In reliability analysis of cylindrical gear systems, design parameters and boundary conditions often involve mixed uncertainties, including both random and interval variables. Traditional probabilistic reliability methods fail to address such hybrid scenarios due to incompatible measure spaces. This study proposes a second-order reliability method (SORM) incorporating polar coordinate transformations to resolve this challenge.

1. Hybrid Uncertainty Quantification Framework

For cylindrical gear systems, let the limit state function be expressed as \( G(\mathbf{X}, \mathbf{Y}) \), where:

  • \(\mathbf{X} = (X_1, X_2, \ldots, X_n)\): Random variables (e.g., material properties)
  • \(\mathbf{Y} = (Y_1, Y_2, \ldots, Y_m)\): Interval variables (e.g., load ranges)

The failure probability \( P_f \) is formulated as:

$$ P_f = \text{Pr}\left[G(\mathbf{X}, \mathbf{Y}) \leq 0\right] = \int_{G(\mathbf{x},\mathbf{y}) \leq 0} f_{\mathbf{X}}(\mathbf{x}) \, d\mathbf{x} $$

Table 1: Uncertainty Classification in Cylindrical Gear Systems
Variable Type Examples Distribution/Interval
Random Tooth width, hardness Normal distribution
Interval Operational torque, RPM [Lower, Upper] bounds

2. Polar Coordinate Transformation

Key steps for cylindrical gear reliability analysis:

2.1 Standard Normal Space Conversion

Transform variables to independent standard normal space:

$$ \mathbf{U} = T_{\text{random}}(\mathbf{X}), \quad \mathbf{\Delta} = T_{\text{interval}}(\mathbf{Y}) $$

2.2 Second-Order Approximation

Expand limit state function at Most Probable Point (MPP):

$$ G(\mathbf{\omega}) \approx G(\mathbf{\omega}^*) + \nabla G(\mathbf{\omega}^*)(\mathbf{\omega} – \mathbf{\omega}^*) + \frac{1}{2}(\mathbf{\omega} – \mathbf{\omega}^*)^T \mathbf{H}(\mathbf{\omega}^*)(\mathbf{\omega} – \mathbf{\omega}^*) $$

where \(\mathbf{\omega} = (\mathbf{U}, \mathbf{\Delta})\) represents combined variables.

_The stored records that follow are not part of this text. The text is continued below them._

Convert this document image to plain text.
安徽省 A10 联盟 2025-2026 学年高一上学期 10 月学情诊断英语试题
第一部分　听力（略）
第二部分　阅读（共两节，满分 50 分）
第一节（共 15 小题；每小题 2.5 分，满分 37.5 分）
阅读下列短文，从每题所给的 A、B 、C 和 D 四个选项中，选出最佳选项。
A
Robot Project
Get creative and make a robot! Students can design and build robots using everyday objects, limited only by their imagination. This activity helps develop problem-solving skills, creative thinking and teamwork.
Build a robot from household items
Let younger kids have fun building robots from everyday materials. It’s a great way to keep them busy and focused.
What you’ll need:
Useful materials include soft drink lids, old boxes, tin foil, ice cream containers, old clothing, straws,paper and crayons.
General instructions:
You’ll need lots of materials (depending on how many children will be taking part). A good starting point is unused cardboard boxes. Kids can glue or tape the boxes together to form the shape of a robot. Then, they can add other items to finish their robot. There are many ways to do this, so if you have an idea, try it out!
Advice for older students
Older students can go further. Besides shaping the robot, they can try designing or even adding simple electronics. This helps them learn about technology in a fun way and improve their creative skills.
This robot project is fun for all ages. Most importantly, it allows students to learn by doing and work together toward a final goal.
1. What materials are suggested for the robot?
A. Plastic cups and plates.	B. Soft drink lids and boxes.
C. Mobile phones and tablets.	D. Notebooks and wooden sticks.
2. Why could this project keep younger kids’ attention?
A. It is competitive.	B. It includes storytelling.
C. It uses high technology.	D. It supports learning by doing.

Cylindrical gear stress distribution

2.3 Polar Coordinate Mapping

Define polar coordinates \((v_1, v_2)\):

$$ v_1 = \|\mathbf{\omega}\|_2 = \sqrt{\sum_{i=1}^n U_i^2 + \sum_{j=1}^m \Delta_j^2} $$
$$ v_2 = \cos\theta = \frac{\mathbf{\omega} \cdot \mathbf{\alpha}}{\|\mathbf{\omega}\|\|\mathbf{\alpha}\|} $$

3. Probabilistic Modeling

The joint probability density function becomes:

$$ \phi(v_1, v_2) = \phi_1(v_1) \cdot \phi_2(v_2) $$

Table 2: Polar Coordinate Distributions
Variable Distribution Expression
\(v_1\) Generalized Chi-square \(\phi_1(v_1) \propto v_1^{n+m-1} e^{-v_1^2/2}\)
\(v_2\) Angular Projection \(\phi_2(v_2) \propto \sin^{n+m-2}(\arccos v_2)\)

4. Case Study: Cylindrical Gear Contact Fatigue

Analyze contact stress reliability for industrial cylindrical gears:

4.1 System Parameters

Table 3: Cylindrical Gear Parameters
Parameter Value Uncertainty Type
Module (mm) 8.654 Deterministic
Tooth Width (mm) \(\mathcal{N}(52.521, 0.03^2)\) Random
Torque (Nm) [3580, 3660] Interval

4.2 Limit State Function

Contact stress formulation for cylindrical gears:

$$ \sigma_H = Z_H Z_E Z_\epsilon Z_\beta Z_K \sqrt{\frac{K_A K_V K_{H\beta} K_{H\alpha} F_{tm}}{d_{m1} b_{eH}} \cdot \frac{u^2 + 1}{u} $$

Where \( F_{tm} = \frac{2000T}{d_{m1}} \) represents tangential force.

4.3 Reliability Results

Table 4: Failure Probability Comparison
Method Lower Bound Upper Bound Computation Time (s)
Monte Carlo 0.0031 0.5776 4.2
Classical SORM 0.0051 0.5718 3.2
Proposed Method 0.1874 0.3827 2.3

5. Conclusion

The proposed SORM-based hybrid reliability method demonstrates:

  1. 65.99% reduction in failure probability interval width compared to conventional methods
  2. 35% improvement in computational efficiency
  3. Effective handling of cylindrical gear systems with mixed uncertainties

This methodology provides crucial insights for reliability-driven design of cylindrical gears in power transmission systems, particularly when dealing with incomplete statistical information.